The Game of Thrones-like succession scandal gripping the repressive Central Asian nation of Uzbekistan took a new turn Thursday when President Islam Karimov's eldest daughter, Gulnara, disappeared from Twitter after accusing her mother of a plot against her.

Karimova wrote that she was deleting her account shortly after she posted a rant accusing her mother of "promising to destroy everything to do with me if I so much as think of 'messing in her affairs,'" the latest in a bizarre series of online outbursts pointing to a struggle to succeed her aging father, 75, since he reportedly suffered a heart attack in March. Karimova, 41, gave no explanation for shutting down the account and said she would close her charitable organization, which she appeared to have been expanding nationwide as an independent power base.

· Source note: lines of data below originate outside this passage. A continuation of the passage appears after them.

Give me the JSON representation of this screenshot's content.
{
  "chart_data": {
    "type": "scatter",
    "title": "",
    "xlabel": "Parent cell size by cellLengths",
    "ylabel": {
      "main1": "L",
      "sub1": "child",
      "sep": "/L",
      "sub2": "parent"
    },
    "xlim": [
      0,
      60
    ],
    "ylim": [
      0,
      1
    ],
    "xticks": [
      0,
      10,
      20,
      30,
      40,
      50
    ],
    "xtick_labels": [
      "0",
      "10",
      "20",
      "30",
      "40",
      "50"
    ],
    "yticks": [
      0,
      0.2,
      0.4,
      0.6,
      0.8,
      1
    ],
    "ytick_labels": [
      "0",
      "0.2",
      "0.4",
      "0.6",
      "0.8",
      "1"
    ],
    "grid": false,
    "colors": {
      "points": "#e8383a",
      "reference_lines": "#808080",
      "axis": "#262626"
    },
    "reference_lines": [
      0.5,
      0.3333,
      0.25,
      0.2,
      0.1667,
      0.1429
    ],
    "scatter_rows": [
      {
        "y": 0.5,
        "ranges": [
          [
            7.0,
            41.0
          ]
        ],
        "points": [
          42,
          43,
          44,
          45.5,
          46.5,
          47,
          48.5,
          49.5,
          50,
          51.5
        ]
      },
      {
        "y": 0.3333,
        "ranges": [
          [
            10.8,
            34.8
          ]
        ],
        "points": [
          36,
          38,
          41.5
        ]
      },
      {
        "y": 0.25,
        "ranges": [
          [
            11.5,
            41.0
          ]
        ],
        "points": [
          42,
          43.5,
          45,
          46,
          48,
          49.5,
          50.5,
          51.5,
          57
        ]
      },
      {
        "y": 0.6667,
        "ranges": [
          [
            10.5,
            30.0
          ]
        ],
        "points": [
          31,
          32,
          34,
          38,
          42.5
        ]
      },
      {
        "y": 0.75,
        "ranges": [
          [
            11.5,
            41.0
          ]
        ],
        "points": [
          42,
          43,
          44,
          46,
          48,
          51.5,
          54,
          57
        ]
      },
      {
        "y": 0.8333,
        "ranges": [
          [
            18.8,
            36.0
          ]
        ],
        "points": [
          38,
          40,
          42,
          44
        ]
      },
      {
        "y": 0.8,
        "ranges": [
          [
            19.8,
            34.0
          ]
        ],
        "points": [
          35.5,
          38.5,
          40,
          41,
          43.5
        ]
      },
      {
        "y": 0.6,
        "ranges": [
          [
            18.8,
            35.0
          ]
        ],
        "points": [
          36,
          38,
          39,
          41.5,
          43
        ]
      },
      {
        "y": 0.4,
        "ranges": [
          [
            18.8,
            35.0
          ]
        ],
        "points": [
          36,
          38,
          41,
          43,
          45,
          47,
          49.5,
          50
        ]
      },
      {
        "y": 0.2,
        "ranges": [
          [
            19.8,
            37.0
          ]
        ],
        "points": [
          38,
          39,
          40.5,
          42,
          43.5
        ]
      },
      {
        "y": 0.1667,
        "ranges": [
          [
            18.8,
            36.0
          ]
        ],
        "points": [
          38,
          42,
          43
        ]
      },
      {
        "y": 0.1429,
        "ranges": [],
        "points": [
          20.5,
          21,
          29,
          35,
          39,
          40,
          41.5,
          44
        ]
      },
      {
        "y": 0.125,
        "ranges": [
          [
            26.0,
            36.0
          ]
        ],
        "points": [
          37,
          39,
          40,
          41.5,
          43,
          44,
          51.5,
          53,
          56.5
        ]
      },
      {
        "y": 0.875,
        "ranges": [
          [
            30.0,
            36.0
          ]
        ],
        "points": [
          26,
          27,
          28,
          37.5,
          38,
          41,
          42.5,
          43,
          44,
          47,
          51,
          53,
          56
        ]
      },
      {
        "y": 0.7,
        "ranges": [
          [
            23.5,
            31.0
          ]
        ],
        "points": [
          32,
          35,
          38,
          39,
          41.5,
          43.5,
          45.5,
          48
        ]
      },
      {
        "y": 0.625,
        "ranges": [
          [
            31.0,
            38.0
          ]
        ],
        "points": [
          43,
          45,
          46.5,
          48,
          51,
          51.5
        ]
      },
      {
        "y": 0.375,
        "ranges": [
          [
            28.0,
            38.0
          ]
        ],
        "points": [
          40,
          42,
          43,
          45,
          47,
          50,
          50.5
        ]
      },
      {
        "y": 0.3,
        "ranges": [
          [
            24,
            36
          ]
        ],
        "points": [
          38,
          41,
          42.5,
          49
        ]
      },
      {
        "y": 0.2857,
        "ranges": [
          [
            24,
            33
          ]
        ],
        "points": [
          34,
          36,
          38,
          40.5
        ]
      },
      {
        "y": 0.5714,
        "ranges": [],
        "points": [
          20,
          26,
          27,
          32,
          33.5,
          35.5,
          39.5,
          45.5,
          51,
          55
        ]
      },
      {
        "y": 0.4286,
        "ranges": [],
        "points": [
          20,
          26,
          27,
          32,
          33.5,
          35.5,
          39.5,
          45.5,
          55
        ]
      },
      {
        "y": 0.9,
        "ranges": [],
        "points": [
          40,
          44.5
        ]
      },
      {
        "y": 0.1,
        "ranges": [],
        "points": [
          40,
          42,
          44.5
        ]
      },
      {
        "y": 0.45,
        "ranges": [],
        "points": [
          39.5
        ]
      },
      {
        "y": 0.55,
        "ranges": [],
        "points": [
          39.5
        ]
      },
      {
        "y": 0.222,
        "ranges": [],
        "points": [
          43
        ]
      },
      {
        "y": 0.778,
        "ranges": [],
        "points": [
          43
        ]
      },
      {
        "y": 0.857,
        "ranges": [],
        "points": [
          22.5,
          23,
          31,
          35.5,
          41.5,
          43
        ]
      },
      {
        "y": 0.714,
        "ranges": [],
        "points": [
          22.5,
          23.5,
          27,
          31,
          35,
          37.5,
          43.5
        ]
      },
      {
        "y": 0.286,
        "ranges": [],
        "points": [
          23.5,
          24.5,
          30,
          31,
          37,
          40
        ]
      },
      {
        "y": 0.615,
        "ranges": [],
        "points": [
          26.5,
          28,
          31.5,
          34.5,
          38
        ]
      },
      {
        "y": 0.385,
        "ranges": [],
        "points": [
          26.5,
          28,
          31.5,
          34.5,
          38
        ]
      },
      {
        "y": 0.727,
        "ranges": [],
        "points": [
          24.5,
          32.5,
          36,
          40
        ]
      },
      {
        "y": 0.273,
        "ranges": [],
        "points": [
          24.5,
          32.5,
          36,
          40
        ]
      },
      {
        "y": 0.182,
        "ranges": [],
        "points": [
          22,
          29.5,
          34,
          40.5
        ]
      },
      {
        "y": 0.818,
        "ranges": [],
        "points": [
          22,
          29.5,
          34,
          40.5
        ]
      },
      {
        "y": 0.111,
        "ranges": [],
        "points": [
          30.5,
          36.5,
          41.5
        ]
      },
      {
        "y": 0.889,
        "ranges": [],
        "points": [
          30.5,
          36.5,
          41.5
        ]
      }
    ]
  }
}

A sometime businesswoman, pop star, diplomat, and fashion designer whose dyed blonde hair and relatively lax dress sense make her stand out in the traditional country, Karimova's active presence on Twitter and Instagram provided a rare window into the highly secretive former Soviet republic, which her father has ruled with an iron fist since 1989. Though foreign media has been banned for the better part of a decade and internet access is tightly controlled, Karimova styled herself as a Westernized dilettante. She duetted with French actor turned Russian tax exile Gerard Depardieu and hobnobbed with fashion designers like Jimmy Choo at a fashion week she ran in the capital, Tashkent.

Karimova has long been touted as a potential successor to her father and has made little secret of her own desire to become president. She left her position as Uzbekistan's ambassador to the UN in Geneva earlier this year and mounted a tacit presidential campaign, touring the country and expanding her charity, Fund Forum.

Recently, however, the knives have appeared to be out for her. While Uzbekistan is so tightly controlled that almost nobody knows what is going on, reports have trickled out in recent months pointing to a campaign to sideline her. Her media holding company's bank accounts were frozen. Her TV and radio channels went dark. Fund Forum was investigated for tax evasion. Her cousin, Akbarali Abdullayev, was arrested on corruption charges.

Karimova subsequently took to Twitter to protest the moves against her. After her younger sister, Lola, criticized her in a September interview with BBC's Uzbek service, Karimova accused her of being "friends with sorcerers" and using them to turn her mother, Tatiana Karimova, against her. Yesterday she claimed that members of a youth group she runs were arrested for "alleged extremism."

"What's been going on [in her mother's] affairs for the last two years couldn't but put you on edge!" Karimova wrote in her final series of messages. Karimova went on to accuse her mother of illegal business dealings in China, Turkey, and the United Arab Emirates, and said that this had led to the jailing of her cousin, Abdullyaev, believed to control most of the Ferghana Valley region of the country.

"The female half of our family was always uncomfortable with my personal growth," she added, "but it is progressing depending on circumstances and on the people they talk to!"

Karimova herself is the target of multiple money-laundering investigations in Europe and thought to have a harpy-like zeal for seizing businesses in Uzbekistan: a State Department cable published by Wikileaks referred to her as a "robber baron." Some analysts — including a rollicking account from a political scientist thought to be a cipher for the country's notorious secret services — have suggested that the scandal may be a ruse to help her repatriate the Karimov family's illicit wealth. Others, however, doubt that Uzbekistan's notorious secret services, the SNB, are sophisticated enough for such a strategy.

"As the inevitable presidential succession loomed closer over the last couple of years and the Uzbek elite feared Gulnara's ambitions, plans were made to derail her succession attempts," a London-based business consultant who frequently works on Uzbekistan said. "The SNB has been slowly positioning itself to take over the country for several years - a plan was hatched which would not only clip the president's daughters wings and humiliate her but also return much-needed foreign currency to the empty government coffers or the pockets of the elite," she added.